Homelab • Networking

Remote Access in Restrictive Networks

Building resilient access through WireGuard and SSH fallback.

Having a homelab has been one of the most effective ways for me to learn cybersecurity and networking outside of the classroom. Working in real environments, dealing with real constraints, and solving problems that don’t have clean lab solutions forces a different kind of understanding.

One of those problems was remote access. I wanted to be able to connect to my home network from campus to continue working on projects or access services I was running. What seemed simple at first quickly turned into a layered set of constraints that required rethinking how remote access actually works.

The Initial Roadblocks

The first issue was my ISP. It uses CGNAT, which prevents inbound connections entirely. That immediately rules out traditional approaches like port forwarding or DDNS, because there’s no way to directly reach my home network from the outside.

I tried using Tailscale, and while it works well in many cases, the campus network blocks it along with most VPN providers. Even when it works, I’m not a fan of relying entirely on a third-party service for access to my own infrastructure. If that service goes down or changes, access goes with it.

At that point, I had two constraints that shaped everything that followed: I couldn’t accept inbound connections, and I couldn’t rely on typical VPN traffic being allowed.

The Plan

Given those constraints, the solution had to start from inside my network. If inbound connections aren’t possible, the only option is to establish a persistent outbound connection to something that is reachable.

I set up a VPS and used it as a relay. My home router establishes an outbound WireGuard tunnel to the VPS, effectively creating a bridge between my LAN and a publicly reachable system. From there, I configured my laptop to connect to the same WireGuard instance, allowing it to behave as if it were on my home network.

The architecture looked like this:

Home Network → WireGuard → VPS ← WireGuard ← Laptop

This worked exactly as expected—until I tried it on the campus network.

The Fix

On campus, WireGuard failed in a way that made the problem clear. The initial handshake would go through, but subsequent handshakes never completed, preventing the tunnel from staying active. In practice, this meant UDP-based VPN traffic was being interfered with or blocked.

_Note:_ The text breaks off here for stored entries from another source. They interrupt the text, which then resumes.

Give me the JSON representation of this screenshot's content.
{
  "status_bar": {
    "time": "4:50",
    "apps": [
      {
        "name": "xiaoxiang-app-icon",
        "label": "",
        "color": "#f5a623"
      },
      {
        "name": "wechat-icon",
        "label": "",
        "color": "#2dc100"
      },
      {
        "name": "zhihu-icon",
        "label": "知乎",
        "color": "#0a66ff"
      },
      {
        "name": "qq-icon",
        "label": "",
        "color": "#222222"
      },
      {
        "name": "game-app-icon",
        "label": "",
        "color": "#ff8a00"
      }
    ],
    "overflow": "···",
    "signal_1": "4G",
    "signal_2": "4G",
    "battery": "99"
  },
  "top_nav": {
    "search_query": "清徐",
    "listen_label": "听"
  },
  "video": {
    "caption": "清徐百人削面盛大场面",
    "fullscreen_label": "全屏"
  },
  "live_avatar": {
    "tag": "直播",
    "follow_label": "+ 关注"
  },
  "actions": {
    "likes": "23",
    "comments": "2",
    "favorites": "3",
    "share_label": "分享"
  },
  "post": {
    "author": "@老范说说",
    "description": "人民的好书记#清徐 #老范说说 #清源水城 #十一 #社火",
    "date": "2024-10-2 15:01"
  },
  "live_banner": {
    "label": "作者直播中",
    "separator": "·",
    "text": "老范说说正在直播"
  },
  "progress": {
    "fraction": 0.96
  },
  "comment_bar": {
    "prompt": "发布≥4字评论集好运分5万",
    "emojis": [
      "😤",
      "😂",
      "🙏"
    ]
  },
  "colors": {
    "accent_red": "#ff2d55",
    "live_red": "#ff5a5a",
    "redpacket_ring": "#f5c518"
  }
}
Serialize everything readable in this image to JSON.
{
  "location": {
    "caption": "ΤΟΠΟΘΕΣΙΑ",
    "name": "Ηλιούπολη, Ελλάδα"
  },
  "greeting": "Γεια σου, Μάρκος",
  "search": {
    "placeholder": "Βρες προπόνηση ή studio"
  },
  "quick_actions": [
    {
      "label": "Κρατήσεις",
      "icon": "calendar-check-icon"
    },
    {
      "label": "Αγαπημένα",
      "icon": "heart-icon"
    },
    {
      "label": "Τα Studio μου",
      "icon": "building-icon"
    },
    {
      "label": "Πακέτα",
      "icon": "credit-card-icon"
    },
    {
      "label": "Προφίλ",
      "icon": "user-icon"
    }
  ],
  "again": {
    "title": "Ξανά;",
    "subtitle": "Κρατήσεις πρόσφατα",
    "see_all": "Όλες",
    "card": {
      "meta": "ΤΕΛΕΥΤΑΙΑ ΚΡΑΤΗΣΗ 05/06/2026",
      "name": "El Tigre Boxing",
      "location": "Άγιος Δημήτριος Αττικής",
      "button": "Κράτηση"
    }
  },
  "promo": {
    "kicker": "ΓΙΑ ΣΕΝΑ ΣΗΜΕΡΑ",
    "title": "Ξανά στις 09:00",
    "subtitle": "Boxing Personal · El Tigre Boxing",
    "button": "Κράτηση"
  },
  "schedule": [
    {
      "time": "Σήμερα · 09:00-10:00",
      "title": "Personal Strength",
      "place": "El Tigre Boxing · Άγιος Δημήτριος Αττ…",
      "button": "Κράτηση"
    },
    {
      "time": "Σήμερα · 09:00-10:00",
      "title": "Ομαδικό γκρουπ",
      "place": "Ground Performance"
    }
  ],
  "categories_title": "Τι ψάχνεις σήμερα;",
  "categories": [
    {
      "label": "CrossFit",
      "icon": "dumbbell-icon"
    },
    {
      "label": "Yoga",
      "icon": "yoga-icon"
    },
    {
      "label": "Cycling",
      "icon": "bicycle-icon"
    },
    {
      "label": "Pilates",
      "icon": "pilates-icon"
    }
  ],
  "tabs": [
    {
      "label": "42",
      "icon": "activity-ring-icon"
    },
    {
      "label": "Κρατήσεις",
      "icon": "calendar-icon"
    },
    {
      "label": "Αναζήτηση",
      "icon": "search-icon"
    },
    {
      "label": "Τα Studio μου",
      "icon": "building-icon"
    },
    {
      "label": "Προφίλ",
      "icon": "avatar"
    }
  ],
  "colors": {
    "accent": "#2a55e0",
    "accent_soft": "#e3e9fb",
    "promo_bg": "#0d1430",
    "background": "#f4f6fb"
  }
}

So I shifted to something more resilient: SSH.

Unlike WireGuard, SSH runs over TCP and is commonly allowed through restrictive networks because blocking it would disrupt legitimate use. Instead of trying to force a full tunnel, I used SSH in two ways depending on the need.

For browser-based services, I set up a SOCKS proxy. This allowed me to route traffic for things like Wazuh, OPNsense, and Plex through the VPS and into my home network.

For services that required direct port access, like my AI inference server, I used SSH ProxyJump with local port forwarding. This let me map local ports on my laptop to internal services on my home network, effectively extending access without needing a full VPN tunnel.

At that point, the architecture became:

Laptop → SSH → VPS → WireGuard → Home Network

This setup is less seamless than a full VPN. It requires managing tunnels and doesn’t provide transparent network access in the same way WireGuard does. But it works reliably in environments where VPN traffic is restricted, which makes it a practical fallback.

The Final Architecture

The result is a hybrid approach that adapts to the network I’m on.

On open networks, I connect directly to my WireGuard relay and get full access to my home LAN with minimal overhead.

On restrictive networks, I fall back to SSH. The VPS acts as a pivot point, and I selectively expose services through SOCKS or port forwarding depending on what I need.

This approach trades convenience for resilience. WireGuard provides a clean, full-network solution when it’s allowed. SSH provides a reliable fallback when it isn’t.

More importantly, building this forced me to think in terms of constraints rather than tools. Instead of asking “what should I use,” the question became “what is this network allowing, and how can I work within that?”

That shift in perspective ended up being more valuable than the solution itself.